Pegou a mão do administrador e a apertou firmemente.
— Minha gente está preparando algumas cabinas para o senhor. Posso lhe perguntar
por que motivo desceu aqui neste planeta horrível? Onde deixou sua nave?
— Explodiu no espaço, a três anos-luz daqui. Aterrissamos neste planeta com um
pequeno aparelho que acabou tragado pelo solo misterioso do planeta. Depois, fugimos e
encontramos esta ilha de pedra. Foi mais ou menos tudo.
— Oh! — disse o capitão, completamente sem jeito e acanhado. — Quer dizer então
que sua aterrissagem não foi voluntária? Então peço licença para retirar tudo que eu
disse.
— Está certo — aceitou Rhodan, sorrindo.
Logo em seguida, sua atenção foi desviada por um furioso xingatório que vinha da
escotilha da Lizard. Então alguma coisa de colorido intenso fez um ruído de ruflar de asas
e acabou pousando no ombro de Graybound. Toureiro encontrara afinal seu amo.
— Velho malandro! Maluco sem-vergonha — esganiçava ele para Rhodan, que
curiosamente o olhava.
Bell abriu a boca e arregalou os olhos.
— Não tolero isto — disse ele desesperado. — Uma ave deste tipo!
Graybound estava oscilando entre o acanhamento e a cólera. Mas teve uma boa
saída.
— É uma ave muito inteligente, às vezes, porém, indiscreta. Naturalmente não o
conhece, mister Rhodan.
Depois disso, o capitão ficou muito sério e não falou mais.
Gucky, o rato-castor, nunca vira em toda sua vida um papagaio. E muito menos um
que sabia falar e xingar o administrador do Império Solar de malandro e sem-vergonha. A
boca de Gucky estava meio aberta, aparecendo o dente roedor. Seu olhar refletia
melancolia. O único descontraído ali era mesmo o papagaio Toureiro.
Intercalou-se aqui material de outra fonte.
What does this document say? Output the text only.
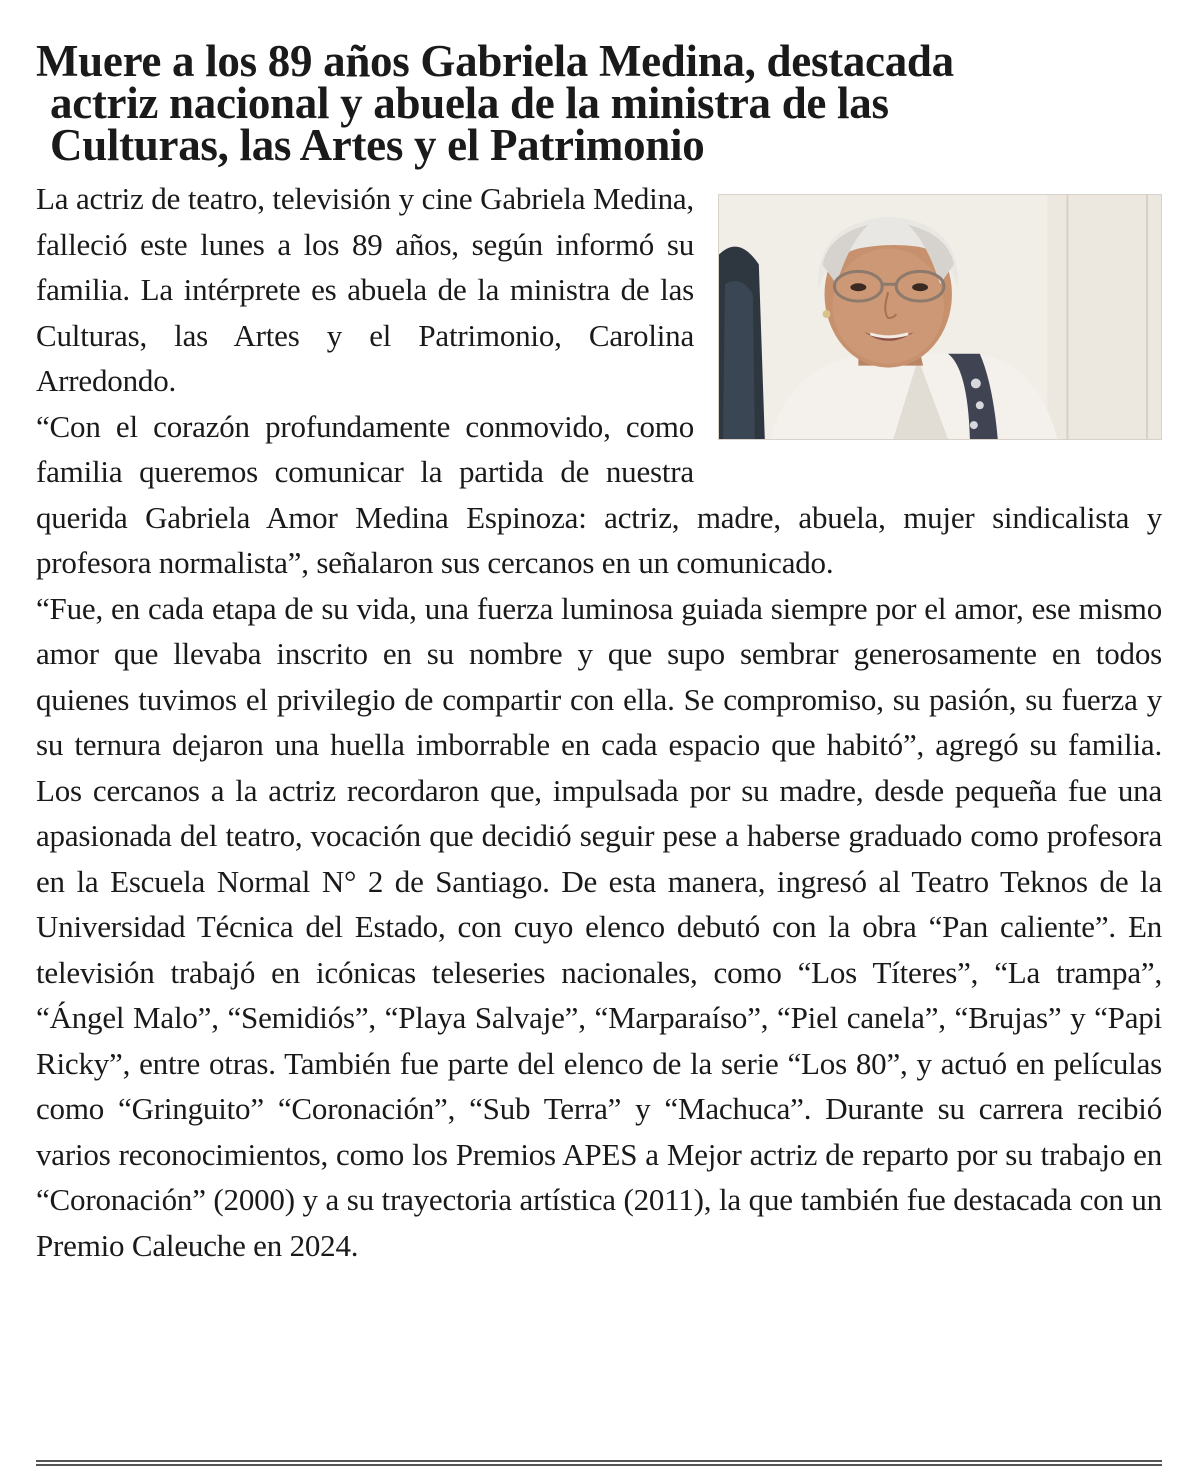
Muere a los 89 años Gabriela Medina, destacada
actriz nacional y abuela de la ministra de las
Culturas, las Artes y el Patrimonio

La actriz de teatro, televisión y cine Gabriela Medina, falleció este lunes a los 89 años, según informó su familia. La intérprete es abuela de la ministra de las Culturas, las Artes y el Patrimonio, Carolina Arredondo.

“Con el corazón profundamente conmovido, como familia queremos comunicar la partida de nuestra querida Gabriela Amor Medina Espinoza: actriz, madre, abuela, mujer sindicalista y profesora normalista”, señalaron sus cercanos en un comunicado.

“Fue, en cada etapa de su vida, una fuerza luminosa guiada siempre por el amor, ese mismo amor que llevaba inscrito en su nombre y que supo sembrar generosamente en todos quienes tuvimos el privilegio de compartir con ella. Se compromiso, su pasión, su fuerza y su ternura dejaron una huella imborrable en cada espacio que habitó”, agregó su familia. Los cercanos a la actriz recordaron que, impulsada por su madre, desde pequeña fue una apasionada del teatro, vocación que decidió seguir pese a haberse graduado como profesora en la Escuela Normal N° 2 de Santiago. De esta manera, ingresó al Teatro Teknos de la Universidad Técnica del Estado, con cuyo elenco debutó con la obra “Pan caliente”. En televisión trabajó en icónicas teleseries nacionales, como “Los Títeres”, “La trampa”, “Ángel Malo”, “Semidiós”, “Playa Salvaje”, “Marparaíso”, “Piel canela”, “Brujas” y “Papi Ricky”, entre otras. También fue parte del elenco de la serie “Los 80”, y actuó en películas como “Gringuito” “Coronación”, “Sub Terra” y “Machuca”. Durante su carrera recibió varios reconocimientos, como los Premios APES a Mejor actriz de reparto por su trabajo en “Coronación” (2000) y a su trayectoria artística (2011), la que también fue destacada con un Premio Caleuche en 2024.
Bateu as asas e
soltou a língua de novo:
— Viva! Um dente só!
Gucky fechou a boca, sem dizer uma palavra.
“A ave é inteligente, e como!”, pensava Gucky.
Depois de tantos perigos por que passaram, Rhodan estava se distraindo com aquele
espetáculo. Até os outros oficiais chegaram mais perto. Nunca tinham visto o rato-castor
ficar devendo uma resposta.
Graybound estava muito feliz com o espetáculo que seu papagaio estava oferecendo.
Cada minuto ganho representava mais garantia para ele. Neste meio tempo, o pessoal
estaria dando um jeito lá nos depósitos da Lizard.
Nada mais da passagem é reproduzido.